Please view full process, downloadable pdf, and code here.
Tangible Media Exploration
LittleBits, Rapid Prototyping, Videography
Collaborating with Cameron Burgess, we prototyped a tangible media interaction for computer input. We began this project after being inspired from Hiroshii Ishii's lecture on Radical Atoms where Ishii challenged us to think about "seamless interfaces between humans, digital information, and the physical environment by giving physical form to digital information, making bits directly manipulable and perceptible." Our flip-based "cubular" interaction prototype is our attempt at a new way to navigate computer files.
Please view full process here.
Mrs Eaves Story
After researching the history behind Mrs Eaves, I wanted to create a video to tell the unique story behind this typeface.

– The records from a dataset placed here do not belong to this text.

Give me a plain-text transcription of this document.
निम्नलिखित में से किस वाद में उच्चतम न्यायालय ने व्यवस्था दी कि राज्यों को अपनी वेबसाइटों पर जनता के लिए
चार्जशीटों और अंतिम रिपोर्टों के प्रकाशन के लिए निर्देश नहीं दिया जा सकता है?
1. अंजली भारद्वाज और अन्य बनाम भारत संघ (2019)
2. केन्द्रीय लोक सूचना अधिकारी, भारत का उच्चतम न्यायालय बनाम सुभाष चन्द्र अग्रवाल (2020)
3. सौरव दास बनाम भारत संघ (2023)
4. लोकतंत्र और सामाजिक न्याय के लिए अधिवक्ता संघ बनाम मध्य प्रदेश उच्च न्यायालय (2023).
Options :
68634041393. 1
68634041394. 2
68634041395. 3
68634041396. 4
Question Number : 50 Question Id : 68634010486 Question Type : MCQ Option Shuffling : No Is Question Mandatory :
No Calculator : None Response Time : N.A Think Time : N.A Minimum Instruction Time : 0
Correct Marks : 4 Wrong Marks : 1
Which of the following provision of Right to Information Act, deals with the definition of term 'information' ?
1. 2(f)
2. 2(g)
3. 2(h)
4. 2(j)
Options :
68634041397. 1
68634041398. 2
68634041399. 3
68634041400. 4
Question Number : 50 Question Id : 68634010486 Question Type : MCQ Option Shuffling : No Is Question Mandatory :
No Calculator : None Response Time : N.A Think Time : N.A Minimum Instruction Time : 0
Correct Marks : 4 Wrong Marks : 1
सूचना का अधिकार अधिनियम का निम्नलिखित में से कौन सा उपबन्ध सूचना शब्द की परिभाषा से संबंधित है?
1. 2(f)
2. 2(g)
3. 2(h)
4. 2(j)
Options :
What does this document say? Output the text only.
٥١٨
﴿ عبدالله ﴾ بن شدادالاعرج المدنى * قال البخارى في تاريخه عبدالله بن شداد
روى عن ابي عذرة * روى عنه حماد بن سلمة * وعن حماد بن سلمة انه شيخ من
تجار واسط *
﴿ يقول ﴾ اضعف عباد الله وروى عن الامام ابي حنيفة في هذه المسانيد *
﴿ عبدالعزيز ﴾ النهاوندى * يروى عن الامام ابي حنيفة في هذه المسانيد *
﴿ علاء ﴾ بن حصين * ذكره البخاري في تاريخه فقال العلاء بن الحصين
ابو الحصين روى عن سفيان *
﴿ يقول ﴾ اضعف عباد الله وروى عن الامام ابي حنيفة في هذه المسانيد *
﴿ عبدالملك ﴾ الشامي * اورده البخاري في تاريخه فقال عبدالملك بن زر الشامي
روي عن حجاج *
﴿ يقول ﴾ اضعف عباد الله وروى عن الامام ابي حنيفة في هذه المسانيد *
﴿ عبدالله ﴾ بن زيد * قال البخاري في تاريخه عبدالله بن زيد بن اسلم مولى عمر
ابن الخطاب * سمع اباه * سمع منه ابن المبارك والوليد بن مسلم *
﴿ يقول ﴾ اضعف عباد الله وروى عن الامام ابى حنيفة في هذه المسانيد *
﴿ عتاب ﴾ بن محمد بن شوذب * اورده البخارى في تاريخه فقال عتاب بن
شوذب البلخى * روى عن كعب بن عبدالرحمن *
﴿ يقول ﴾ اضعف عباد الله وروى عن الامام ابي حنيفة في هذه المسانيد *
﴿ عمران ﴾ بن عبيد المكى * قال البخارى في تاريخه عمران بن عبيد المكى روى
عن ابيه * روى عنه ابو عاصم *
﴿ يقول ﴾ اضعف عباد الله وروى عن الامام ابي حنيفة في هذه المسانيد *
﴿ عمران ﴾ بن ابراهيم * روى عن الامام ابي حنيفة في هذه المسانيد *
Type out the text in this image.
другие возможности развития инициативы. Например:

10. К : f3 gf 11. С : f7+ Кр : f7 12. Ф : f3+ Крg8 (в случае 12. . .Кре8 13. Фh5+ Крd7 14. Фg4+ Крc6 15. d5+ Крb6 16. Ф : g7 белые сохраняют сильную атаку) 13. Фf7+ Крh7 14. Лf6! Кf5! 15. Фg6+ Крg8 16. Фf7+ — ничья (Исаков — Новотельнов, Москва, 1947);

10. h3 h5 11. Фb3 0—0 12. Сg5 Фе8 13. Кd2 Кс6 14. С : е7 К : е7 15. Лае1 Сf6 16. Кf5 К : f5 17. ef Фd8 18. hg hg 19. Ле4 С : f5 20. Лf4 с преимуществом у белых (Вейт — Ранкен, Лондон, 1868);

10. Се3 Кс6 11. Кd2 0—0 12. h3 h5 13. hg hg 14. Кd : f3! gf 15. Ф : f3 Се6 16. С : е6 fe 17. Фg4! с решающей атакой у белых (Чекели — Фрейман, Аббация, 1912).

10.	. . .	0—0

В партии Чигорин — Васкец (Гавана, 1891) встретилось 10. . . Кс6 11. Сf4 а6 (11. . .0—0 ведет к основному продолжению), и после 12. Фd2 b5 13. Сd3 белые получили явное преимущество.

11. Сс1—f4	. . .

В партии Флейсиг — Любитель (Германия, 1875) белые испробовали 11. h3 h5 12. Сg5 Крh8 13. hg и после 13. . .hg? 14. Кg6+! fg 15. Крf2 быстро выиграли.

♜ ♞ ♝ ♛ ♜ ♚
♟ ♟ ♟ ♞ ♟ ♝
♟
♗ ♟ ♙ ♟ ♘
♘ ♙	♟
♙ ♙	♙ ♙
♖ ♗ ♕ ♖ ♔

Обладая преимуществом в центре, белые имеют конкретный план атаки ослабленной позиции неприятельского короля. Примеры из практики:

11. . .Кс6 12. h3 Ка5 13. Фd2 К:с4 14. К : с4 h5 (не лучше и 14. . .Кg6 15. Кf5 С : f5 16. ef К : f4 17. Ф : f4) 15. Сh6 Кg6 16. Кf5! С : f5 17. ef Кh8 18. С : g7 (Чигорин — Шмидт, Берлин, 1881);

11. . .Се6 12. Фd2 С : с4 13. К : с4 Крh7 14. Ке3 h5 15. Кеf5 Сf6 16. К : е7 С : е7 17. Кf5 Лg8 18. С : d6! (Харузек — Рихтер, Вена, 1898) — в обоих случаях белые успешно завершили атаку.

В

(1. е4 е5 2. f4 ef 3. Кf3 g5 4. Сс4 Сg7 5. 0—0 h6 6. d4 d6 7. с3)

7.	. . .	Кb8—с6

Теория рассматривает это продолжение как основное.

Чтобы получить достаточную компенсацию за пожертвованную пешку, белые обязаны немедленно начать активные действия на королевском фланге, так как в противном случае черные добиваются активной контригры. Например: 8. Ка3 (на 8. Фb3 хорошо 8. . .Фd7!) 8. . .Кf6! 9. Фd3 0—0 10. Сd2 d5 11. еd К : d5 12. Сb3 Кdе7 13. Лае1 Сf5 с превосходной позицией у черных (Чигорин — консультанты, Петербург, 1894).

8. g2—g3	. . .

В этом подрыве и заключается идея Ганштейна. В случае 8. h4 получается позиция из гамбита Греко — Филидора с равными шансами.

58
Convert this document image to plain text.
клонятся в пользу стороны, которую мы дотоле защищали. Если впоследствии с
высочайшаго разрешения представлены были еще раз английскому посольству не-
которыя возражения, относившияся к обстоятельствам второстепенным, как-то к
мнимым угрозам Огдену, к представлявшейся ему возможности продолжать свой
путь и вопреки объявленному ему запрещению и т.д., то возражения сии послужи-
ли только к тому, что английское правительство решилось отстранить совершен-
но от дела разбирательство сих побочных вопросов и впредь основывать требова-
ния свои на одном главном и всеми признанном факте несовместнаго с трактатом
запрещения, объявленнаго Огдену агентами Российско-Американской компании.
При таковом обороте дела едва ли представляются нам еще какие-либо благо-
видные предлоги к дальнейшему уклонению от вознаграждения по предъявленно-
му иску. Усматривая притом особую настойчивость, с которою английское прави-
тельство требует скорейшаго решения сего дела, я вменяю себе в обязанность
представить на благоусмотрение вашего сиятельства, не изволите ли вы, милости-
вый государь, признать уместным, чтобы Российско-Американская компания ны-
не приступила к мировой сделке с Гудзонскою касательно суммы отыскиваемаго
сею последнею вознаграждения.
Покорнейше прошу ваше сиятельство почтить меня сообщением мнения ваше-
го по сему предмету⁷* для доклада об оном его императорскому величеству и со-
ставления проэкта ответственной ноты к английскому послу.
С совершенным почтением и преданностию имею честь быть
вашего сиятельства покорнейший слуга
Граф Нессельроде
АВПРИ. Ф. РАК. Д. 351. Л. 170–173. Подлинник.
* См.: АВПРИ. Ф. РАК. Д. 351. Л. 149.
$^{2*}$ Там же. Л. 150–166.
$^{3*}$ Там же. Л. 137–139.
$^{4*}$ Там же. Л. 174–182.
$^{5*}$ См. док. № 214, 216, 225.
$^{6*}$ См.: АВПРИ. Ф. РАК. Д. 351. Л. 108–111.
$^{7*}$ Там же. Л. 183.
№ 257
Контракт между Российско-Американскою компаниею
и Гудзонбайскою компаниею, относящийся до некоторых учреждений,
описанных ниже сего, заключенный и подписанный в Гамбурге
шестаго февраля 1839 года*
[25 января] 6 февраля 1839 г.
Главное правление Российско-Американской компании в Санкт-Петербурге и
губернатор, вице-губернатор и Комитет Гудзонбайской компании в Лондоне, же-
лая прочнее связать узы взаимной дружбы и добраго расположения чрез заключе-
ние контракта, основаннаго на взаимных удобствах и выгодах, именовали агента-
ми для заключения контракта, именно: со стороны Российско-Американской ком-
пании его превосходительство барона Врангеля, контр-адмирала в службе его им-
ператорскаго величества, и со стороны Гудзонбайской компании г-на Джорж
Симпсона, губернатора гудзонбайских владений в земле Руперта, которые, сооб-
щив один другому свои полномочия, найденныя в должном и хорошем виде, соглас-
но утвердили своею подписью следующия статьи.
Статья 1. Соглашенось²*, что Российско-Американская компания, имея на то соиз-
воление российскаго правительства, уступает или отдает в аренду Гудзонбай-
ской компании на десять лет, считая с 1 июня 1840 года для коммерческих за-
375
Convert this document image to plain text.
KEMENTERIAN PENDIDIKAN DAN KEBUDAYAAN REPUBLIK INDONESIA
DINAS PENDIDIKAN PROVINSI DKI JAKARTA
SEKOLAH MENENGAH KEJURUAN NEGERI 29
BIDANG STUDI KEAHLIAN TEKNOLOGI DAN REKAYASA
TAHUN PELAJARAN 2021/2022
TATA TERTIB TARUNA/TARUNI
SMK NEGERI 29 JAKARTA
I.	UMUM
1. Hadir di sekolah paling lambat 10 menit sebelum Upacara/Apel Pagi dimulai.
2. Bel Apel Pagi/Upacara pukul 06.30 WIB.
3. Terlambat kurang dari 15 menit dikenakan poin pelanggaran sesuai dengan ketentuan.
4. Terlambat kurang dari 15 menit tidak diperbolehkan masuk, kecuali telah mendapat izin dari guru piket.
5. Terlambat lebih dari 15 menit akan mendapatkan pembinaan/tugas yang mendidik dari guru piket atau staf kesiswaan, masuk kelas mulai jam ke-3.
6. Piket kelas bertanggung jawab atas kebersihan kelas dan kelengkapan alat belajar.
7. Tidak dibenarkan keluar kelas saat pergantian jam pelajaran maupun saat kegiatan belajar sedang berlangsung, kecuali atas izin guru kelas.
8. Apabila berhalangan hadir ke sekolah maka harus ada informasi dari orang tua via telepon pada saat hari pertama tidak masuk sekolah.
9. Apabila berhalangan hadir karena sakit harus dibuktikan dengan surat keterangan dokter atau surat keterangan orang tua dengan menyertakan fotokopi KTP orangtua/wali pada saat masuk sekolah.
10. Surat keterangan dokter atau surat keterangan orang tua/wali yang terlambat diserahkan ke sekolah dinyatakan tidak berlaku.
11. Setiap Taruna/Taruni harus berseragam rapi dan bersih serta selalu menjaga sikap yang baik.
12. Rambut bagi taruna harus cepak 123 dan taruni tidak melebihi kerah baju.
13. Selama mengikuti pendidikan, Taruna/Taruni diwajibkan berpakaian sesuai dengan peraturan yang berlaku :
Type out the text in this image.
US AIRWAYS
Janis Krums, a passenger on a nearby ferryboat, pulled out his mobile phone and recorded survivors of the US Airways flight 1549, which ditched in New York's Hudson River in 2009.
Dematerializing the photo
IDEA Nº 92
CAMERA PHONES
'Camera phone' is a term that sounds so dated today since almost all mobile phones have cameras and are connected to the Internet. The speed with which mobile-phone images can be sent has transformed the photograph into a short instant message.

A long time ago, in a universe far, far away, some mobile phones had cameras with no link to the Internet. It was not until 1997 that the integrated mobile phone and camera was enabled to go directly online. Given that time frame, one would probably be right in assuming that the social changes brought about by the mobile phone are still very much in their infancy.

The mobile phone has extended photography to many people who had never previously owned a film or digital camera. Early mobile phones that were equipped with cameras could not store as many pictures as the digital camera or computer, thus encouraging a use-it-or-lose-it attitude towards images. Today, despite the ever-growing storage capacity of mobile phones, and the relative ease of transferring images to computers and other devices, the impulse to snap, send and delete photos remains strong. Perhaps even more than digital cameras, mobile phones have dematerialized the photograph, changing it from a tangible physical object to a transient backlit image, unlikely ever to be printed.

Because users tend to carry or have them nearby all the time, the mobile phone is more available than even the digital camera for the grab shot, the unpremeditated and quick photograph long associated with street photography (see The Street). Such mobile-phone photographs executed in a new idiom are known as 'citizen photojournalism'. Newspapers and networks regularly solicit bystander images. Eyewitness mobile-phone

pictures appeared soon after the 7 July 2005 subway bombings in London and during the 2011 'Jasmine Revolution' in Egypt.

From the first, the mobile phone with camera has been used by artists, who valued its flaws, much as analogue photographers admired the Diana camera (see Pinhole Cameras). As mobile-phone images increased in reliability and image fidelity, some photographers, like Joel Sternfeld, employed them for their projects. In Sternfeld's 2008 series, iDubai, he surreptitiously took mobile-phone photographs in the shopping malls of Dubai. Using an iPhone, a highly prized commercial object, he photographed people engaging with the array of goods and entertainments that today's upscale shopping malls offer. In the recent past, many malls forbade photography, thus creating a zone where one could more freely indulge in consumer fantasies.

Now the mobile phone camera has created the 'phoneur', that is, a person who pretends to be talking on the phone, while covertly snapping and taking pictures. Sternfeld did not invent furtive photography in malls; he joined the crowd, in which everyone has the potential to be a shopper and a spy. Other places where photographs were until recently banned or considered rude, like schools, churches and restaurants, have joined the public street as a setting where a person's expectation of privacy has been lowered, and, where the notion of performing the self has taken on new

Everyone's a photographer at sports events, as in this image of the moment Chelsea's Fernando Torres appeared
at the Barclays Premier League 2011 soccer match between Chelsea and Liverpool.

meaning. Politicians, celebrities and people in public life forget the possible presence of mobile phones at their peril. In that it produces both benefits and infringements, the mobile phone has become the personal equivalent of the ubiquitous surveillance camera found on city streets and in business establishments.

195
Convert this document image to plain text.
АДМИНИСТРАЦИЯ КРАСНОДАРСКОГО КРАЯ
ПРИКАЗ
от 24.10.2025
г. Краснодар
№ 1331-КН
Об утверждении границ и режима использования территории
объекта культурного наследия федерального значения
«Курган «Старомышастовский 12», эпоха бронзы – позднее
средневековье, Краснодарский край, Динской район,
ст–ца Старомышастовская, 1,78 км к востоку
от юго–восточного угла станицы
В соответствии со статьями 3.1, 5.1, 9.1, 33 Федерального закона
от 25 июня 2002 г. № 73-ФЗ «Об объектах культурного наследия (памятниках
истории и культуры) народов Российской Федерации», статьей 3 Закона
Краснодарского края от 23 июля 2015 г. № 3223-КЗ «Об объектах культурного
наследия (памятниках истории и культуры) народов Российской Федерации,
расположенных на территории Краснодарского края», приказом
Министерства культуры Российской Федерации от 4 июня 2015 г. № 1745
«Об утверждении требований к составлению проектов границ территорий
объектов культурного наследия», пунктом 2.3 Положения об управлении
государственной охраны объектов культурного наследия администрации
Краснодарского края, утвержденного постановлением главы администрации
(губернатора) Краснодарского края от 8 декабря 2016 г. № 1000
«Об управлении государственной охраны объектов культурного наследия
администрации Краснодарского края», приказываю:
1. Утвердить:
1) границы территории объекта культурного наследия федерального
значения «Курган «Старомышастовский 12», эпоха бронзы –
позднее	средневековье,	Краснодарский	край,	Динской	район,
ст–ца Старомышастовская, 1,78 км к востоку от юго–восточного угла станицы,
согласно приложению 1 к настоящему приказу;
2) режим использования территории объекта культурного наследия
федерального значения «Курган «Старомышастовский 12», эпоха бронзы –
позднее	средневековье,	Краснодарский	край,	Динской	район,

There was once a woman named Sara Eaves who was a mistress of John Baskerville; eventually she become the name of the typeface because it is styled after 17th century Baskerville type. The main adjectives that described the essence of Mrs Eaves and what I hoped to convey in my video were: open, elegant, romantic, and mysterious.
My partner, Lily Fulop, and I collaborated on a typeface that embodies the medium, charcoal. Instead of just using charcoal to write each letter like a pencil, we wanted to make a typeface that felt like the experience of using charcoal. What makes charcoal different than working with other mediums? We did a lot of experimentation to find out all the marking qualities Charcoal has. We found it to be extremely versatile and variable and believe our final typeface conveys these qualities.
Lily came up with the name "Beatnik", a fitting cultural reference. The beatniks of the 50s and early 60s had unorthodox lifestyles, wore dark clothes, lived on the fringe of society, appreciated art, and contributed to alternative culture. We felt like beatnik was a match for our font, which is dark, grungy, and references art. Beatnik doesn't play by the rules. It's loud, messy, and unapologetic.